A pawnbroker misrepresented the interest rate it charged on payday loans and pawnbroking contracts as 200% when in fact it charged at a rate of 240%. It also failed to meet disclosure standards and incorrectly calculated interest when borrowers repaid their loans before the due date. In a settlement with the Commerce Commission, the pawnbroker agreed to refund interest to affected borrowers and change its loan documents and practices.

 

A company that provided loans for beds it sold didn’t tell borrowers how to cancel their loans. This meant the company breached the disclosure requirements under the Credit Contracts and Consumer Finance Act. The company also gave borrowers incorrect information about their cancellation rights under the Door to Door Sales Act, which meant it had also breached the Fair Trading Act. The company was prosecuted and fined over $69,000.

A lender must provide initial disclosure by either:

  • giving a disclosure statement to the borrower (and any guarantor) in person
  • posting a disclosure statement to the borrower’s (and guarantor’s) last known address

or

  • emailing or faxing a disclosure statement to the borrower (and guarantor), as long as they have agreed to this.

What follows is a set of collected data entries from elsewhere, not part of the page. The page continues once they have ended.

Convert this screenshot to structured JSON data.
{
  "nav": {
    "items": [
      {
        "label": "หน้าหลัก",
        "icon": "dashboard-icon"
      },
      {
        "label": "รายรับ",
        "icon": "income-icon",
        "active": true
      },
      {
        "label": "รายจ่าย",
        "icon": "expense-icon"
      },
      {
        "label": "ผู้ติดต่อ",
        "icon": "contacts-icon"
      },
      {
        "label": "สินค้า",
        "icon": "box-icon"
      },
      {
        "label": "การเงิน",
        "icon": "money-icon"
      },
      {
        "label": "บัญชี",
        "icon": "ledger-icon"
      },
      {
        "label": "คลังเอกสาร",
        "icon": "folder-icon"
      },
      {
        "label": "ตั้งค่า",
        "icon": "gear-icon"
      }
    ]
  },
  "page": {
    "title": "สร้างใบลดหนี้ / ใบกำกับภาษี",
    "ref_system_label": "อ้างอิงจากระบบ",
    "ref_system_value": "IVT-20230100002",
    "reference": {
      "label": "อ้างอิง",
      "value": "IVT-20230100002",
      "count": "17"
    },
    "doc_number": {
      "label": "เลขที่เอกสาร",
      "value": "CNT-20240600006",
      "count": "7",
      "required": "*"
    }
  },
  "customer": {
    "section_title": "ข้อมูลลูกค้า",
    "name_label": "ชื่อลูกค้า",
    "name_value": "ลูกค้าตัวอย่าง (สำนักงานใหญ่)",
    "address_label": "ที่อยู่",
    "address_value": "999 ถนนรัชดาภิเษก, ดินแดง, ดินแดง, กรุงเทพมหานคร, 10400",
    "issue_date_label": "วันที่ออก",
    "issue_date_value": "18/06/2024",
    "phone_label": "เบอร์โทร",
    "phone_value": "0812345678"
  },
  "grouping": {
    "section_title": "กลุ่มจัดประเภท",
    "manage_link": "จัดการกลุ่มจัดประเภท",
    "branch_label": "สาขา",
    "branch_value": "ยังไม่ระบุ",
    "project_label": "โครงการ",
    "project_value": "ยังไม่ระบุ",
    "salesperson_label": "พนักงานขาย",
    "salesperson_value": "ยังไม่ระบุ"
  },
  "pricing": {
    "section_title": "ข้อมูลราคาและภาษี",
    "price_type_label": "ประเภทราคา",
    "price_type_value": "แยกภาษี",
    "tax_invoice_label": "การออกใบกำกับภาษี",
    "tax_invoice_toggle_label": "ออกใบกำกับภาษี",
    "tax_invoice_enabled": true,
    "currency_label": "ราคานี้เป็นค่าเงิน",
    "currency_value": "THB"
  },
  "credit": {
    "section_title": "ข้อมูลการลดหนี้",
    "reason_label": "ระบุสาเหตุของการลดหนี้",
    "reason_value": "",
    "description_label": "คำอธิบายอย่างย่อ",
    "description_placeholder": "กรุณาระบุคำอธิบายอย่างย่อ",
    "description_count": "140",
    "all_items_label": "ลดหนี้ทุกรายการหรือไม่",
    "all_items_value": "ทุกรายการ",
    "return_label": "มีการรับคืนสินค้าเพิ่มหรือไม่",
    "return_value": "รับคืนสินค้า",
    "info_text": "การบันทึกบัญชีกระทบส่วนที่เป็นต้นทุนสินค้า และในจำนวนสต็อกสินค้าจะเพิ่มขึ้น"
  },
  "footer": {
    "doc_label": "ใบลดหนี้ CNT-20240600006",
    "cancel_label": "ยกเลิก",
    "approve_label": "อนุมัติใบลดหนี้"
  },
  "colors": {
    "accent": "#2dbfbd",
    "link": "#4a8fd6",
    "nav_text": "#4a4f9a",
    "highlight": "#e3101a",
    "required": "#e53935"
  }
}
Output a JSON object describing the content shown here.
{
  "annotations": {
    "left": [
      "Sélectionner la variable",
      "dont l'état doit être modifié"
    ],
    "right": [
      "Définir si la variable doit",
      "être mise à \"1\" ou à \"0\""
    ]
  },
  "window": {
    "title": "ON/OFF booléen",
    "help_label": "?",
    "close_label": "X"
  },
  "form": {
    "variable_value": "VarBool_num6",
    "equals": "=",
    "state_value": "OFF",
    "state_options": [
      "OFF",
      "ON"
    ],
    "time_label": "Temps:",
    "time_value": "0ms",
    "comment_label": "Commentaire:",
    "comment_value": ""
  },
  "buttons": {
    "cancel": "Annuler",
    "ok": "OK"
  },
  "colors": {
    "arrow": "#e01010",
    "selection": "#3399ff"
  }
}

You can read more about the different types of disclosure on our Consumer Credit Contracts page.

 

Disclosure under a consumer credit contract

A lender must provide disclosure:
  • at the start of the contract (initial disclosure)
  • to the borrower and to anyone who is guaranteeing the borrower’s obligations under a contract (guarantee disclosure).
A lender may also have to provide disclosure to the borrower and any guarantor:
  • during the term of the contract (continuing disclosure)
  • any time the contract is altered (variation disclosure)
  • if the borrower (or guarantor) asks for it (request disclosure).

    Lenders and borrowers

    The Credit Contracts and Consumer Finance Act uses a number of different terms to describe lenders and borrowers, depending on the transaction:

  • consumer credit contracts – creditors and debtors
  • consumer leases – lessors and lessees
  • buy-back transactions – transferees and occupiers.
  • In these fact sheets we use the terms lender and borrower to talk generally about credit transactions, but use t specific terms for consumer leases and buy-back transactions where it makes things clearer.